City’s tow contract to expire with hundreds of abandoned vehicles on the line


Time is running out on a contract between the city and its current tow-truck vendor, which might not want to keep the job.

All-Island Automotive Towing was awarded a three-year deal in 2014 as the exclusive tow company for the city, responsible for tows initiated by the Honolulu Police Department.

Since then, All-Island has been struggling with storing hundreds of abandoned vehicles island-wide.

Its contract runs out at the end of the month, and the company is considering whether it really wants another contract with the city.

A tow company KHON2 spoke with says if All-Island doesn’t accept, problems could start spilling onto the streets.

Tow yards island-wide are struggling with storing hundreds of abandoned cars, many belonging to military service members.

The city says the issue mostly revolves around a federal law protecting the military, though a spokesman says the city has made progress auctioning off cars and tracking down registered owners.

But George Grace, owner of Pinky Tows, a sub-contractor for All-Island, says it’s still a problem.

Grace says he’s storing hundreds of abandoned military service member vehicles, many of which have been sitting in his lot for over three years.

He’s losing hundreds of thousands of dollars each year.

“It cost me $9,000 to store just that 150 cars a month — property rent, insurance, and security,” he said. “It’s not worth it. So we contacted the contractor and the city. We’re not going to continue.”

The contract with All-Island Automotive expires Dec. 31, and the city says it has solicited new bids for a towing service contractor.

On paper, it seems like an issue between the city and a tow company, but Pinky Tows says if a contract isn’t signed come Jan. 1, the public will feel it.

“As Joe Public, if there’s no vendor, I don’t know what’s going to happen. Towing is going to be delayed,” Grace said. “The untaxed vehicles that police call in are going to be left on the streets. The accidents are going to get slow delays, or the city’s going to have to dish out a lot of money and bring in a contractor or come back to us and renegotiate something short-term.”

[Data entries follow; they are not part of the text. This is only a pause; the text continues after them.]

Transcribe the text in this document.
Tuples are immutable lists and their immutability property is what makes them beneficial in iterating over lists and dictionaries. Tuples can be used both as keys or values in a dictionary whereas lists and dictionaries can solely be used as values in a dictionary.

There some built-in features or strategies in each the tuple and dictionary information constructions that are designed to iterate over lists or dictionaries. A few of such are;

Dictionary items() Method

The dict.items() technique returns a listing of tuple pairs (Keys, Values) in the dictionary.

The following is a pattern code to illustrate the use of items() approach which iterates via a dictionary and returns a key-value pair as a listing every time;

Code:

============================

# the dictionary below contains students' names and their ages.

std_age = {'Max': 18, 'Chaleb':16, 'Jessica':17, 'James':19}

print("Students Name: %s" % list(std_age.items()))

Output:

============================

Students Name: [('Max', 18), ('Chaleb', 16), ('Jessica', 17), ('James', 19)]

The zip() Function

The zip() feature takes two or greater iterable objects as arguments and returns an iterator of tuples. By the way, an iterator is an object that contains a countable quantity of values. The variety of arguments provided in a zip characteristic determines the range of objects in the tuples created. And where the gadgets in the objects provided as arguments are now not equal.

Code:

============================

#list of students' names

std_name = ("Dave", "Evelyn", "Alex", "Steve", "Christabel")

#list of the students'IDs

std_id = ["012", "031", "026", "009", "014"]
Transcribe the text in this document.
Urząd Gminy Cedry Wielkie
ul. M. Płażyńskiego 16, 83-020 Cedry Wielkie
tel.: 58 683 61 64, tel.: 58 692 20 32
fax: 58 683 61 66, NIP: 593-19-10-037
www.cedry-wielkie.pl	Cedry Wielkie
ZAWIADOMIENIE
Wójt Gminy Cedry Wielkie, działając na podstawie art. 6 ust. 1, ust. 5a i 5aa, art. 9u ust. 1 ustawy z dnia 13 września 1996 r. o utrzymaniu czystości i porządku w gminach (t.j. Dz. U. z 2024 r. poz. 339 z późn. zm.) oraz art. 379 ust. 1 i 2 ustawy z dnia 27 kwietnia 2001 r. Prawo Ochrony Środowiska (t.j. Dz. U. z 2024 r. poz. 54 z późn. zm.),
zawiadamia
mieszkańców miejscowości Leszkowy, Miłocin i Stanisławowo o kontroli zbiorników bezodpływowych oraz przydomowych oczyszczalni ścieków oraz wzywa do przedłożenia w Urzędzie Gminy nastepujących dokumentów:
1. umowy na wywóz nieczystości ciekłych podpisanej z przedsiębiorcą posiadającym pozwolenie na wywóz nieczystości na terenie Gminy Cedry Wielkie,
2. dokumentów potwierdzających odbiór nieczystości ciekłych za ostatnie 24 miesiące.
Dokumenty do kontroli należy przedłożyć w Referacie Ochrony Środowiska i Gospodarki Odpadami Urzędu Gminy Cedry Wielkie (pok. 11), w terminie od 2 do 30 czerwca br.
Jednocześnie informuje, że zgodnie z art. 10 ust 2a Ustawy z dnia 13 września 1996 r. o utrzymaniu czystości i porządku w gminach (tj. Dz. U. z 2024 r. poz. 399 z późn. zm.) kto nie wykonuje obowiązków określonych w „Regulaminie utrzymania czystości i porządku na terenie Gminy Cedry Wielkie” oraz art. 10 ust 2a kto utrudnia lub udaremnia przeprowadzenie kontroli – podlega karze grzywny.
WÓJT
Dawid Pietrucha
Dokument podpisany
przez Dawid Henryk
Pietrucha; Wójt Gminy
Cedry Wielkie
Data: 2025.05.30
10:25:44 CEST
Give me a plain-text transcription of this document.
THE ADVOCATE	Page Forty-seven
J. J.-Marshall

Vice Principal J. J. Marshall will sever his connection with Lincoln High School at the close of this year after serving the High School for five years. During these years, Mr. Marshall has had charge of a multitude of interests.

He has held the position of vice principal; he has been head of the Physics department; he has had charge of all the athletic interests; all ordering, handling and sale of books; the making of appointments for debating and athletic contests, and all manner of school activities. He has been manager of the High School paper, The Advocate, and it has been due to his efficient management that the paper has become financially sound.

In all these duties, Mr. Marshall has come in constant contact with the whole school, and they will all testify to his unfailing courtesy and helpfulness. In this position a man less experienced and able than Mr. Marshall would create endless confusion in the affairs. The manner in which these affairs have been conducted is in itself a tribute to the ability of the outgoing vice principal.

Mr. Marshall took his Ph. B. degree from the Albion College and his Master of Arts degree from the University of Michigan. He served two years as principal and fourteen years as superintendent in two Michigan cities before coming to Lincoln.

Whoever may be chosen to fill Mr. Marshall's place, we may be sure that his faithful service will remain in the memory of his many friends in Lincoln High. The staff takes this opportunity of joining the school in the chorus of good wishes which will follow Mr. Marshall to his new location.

The city tells us it proposed an emergency procurement to keep All-Island working with the city for six more months. Right now, those details are under wraps.

We’re told All-Island currently pays the city $10,000 per month to be the exclusive contractor. In turn, the city pays All-Island the towing and mileage fees for any unclaimed vehicles.

We spoke with All-Island’s owner by phone. He says he hasn’t seen the emergency contract yet, but will think about it.